Be Careful with Naps

If you’re home all day, you may be tempted to take more naps. While a short power nap early in the afternoon can be useful to some people, it’s best to avoid long naps or naps later in the day that can hinder nighttime sleep.

Stay Active

It’s easy to overlook exercise with everything happening in the world, but regular daily activity has numerous important benefits, including for sleep.

If you can go for a walk while maintaining a safe distance from other people, that’s a great option. If not, there is a wealth of resources online for all types and levels of exercise.  Many gyms and yoga and dance studios are live-streaming free classes during this period of social distancing.

Practice Kindness and Foster Connection

It might not seem critical to your sleep, but kindness and connection can reduce stress and its harmful effects on mood and sleep.

Despite all the bad news that you may come across, try to find some positive stories, such as how people are supporting one another through the pandemic. You can use technology to stay in touch with friends and family so that you can maintain social connections despite the need for social distancing.

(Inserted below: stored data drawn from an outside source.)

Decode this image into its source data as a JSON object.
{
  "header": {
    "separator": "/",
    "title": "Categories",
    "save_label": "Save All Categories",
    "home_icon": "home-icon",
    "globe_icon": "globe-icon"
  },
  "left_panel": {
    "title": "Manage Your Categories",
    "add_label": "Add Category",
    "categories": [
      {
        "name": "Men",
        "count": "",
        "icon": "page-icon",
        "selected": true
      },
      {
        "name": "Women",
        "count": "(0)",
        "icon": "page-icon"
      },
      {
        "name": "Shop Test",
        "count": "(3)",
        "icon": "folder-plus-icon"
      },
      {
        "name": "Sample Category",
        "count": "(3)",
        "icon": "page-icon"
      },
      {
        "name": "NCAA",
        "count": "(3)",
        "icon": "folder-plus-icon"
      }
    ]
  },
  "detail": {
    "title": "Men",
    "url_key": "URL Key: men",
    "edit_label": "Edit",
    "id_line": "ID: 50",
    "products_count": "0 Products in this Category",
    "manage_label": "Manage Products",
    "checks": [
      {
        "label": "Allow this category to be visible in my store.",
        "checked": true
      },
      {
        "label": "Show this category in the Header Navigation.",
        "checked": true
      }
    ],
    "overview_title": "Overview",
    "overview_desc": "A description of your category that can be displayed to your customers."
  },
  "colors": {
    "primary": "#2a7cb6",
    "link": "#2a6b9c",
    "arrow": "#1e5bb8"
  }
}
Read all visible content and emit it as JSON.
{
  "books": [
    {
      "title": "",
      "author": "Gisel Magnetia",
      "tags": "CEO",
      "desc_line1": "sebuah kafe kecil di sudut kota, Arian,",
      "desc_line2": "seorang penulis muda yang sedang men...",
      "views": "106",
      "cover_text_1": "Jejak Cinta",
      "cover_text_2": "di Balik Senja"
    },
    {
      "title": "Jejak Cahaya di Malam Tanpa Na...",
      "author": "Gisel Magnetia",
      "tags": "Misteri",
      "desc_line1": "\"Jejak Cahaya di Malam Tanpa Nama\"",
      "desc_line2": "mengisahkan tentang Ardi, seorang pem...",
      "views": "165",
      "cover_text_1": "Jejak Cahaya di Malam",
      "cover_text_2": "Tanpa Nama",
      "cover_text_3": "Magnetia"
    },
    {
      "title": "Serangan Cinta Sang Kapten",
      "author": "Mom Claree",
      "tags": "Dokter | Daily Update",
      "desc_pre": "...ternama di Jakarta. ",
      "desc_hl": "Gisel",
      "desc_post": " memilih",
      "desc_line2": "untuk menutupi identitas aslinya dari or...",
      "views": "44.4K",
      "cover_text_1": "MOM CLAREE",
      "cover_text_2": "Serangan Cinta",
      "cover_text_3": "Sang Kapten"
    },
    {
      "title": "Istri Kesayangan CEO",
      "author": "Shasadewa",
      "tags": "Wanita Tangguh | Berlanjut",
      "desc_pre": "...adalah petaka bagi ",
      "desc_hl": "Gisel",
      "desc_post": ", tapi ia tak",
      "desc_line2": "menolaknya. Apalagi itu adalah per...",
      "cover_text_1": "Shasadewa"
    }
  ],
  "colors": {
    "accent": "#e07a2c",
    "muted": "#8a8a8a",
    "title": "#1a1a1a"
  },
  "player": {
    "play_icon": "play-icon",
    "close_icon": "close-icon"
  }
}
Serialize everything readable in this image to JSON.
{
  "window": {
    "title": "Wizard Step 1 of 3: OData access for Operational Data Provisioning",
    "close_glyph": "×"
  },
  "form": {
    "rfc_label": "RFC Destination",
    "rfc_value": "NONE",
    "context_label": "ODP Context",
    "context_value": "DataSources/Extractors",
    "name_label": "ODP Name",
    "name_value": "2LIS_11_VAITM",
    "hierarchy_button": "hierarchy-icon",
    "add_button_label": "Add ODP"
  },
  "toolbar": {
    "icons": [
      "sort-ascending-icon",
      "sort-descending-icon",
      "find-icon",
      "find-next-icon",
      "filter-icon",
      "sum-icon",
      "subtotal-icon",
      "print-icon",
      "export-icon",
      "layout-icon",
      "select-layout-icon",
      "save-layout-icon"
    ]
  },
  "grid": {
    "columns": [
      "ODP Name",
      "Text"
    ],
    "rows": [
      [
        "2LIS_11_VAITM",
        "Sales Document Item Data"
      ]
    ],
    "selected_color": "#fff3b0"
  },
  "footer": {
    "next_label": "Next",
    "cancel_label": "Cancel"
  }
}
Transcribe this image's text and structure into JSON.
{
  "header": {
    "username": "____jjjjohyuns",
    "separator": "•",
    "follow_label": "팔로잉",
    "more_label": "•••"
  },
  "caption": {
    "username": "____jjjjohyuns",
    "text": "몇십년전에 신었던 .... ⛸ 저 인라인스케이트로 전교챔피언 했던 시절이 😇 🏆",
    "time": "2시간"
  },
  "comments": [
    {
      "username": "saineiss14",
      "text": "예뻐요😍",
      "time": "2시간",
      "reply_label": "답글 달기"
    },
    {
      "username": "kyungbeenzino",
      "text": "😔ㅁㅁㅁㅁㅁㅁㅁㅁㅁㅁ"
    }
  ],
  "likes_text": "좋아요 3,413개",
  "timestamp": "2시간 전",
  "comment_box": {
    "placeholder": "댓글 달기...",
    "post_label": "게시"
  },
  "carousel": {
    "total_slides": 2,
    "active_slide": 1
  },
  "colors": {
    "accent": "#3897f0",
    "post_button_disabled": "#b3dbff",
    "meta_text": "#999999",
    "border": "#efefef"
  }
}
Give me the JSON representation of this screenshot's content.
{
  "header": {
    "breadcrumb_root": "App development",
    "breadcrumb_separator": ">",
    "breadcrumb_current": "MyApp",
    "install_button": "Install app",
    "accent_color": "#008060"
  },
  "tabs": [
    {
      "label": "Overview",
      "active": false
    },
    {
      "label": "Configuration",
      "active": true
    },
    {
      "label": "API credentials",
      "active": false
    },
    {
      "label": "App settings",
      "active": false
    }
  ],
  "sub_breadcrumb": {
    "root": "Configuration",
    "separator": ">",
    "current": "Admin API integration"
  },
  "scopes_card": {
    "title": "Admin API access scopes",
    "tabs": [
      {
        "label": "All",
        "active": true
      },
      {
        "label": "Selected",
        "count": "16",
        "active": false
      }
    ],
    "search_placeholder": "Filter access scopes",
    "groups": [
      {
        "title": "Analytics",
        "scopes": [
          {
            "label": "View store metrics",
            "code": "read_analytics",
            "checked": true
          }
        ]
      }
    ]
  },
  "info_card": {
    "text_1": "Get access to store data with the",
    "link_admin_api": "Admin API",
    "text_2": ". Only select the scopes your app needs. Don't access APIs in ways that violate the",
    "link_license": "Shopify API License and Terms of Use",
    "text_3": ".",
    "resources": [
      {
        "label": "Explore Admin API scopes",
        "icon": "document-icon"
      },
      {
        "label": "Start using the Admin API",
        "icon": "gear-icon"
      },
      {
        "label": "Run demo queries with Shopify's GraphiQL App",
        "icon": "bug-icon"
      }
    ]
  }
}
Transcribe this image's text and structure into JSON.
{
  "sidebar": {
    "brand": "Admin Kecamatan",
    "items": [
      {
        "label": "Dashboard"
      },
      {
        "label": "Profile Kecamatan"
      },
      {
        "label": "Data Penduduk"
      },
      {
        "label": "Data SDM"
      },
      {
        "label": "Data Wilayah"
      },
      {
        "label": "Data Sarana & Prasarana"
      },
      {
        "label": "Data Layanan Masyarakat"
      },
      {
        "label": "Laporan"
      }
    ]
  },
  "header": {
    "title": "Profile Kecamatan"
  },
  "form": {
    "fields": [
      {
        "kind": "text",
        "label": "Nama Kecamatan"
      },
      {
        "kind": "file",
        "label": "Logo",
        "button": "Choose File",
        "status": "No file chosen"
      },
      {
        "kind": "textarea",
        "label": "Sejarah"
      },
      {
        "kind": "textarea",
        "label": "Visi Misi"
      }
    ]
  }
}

Utilize Relaxation Techniques

Finding ways to relax can be a potent tool in improving your sleep. Deep breathing, stretching, yoga, mindfulness meditation, calming music, and quiet reading are just a few examples of relaxation techniques that you can build into your routines. If you’re not sure where to get started, check out smartphone apps like Headspace and Calm that have programs designed for people new to meditation.

Another relaxation strategy during this pandemic is to avoid becoming overwhelmed by coronavirus-related news. For example, you can try techniques including:

  • Bookmarking one or two trusted news sites and visiting them only during a limited, pre-set amount of time each day.
  • Cutting down the total time that you spend scrolling on social media. If you want a hand in this effort, a number of apps can monitor and even block your time on social media sites or apps each day.
  • Scheduling phone or video calls with friends and family and agreeing in advance to focus on topics other than the coronavirus.

Watch What You Eat and Drink

Keeping a healthy diet can promote good sleep. In particular, be cautious with the intake of alcohol and caffeine, especially later in the day, as both can disrupt the quantity and quality of your sleep.

Contact Your Doctor if Necessary

If you have severe or worsening sleep or other health problems, it is advisable to be in touch with your doctor. Many doctors are increasing availability via email or telemedicine to allow patients to discuss concerns without having to physically visit their office.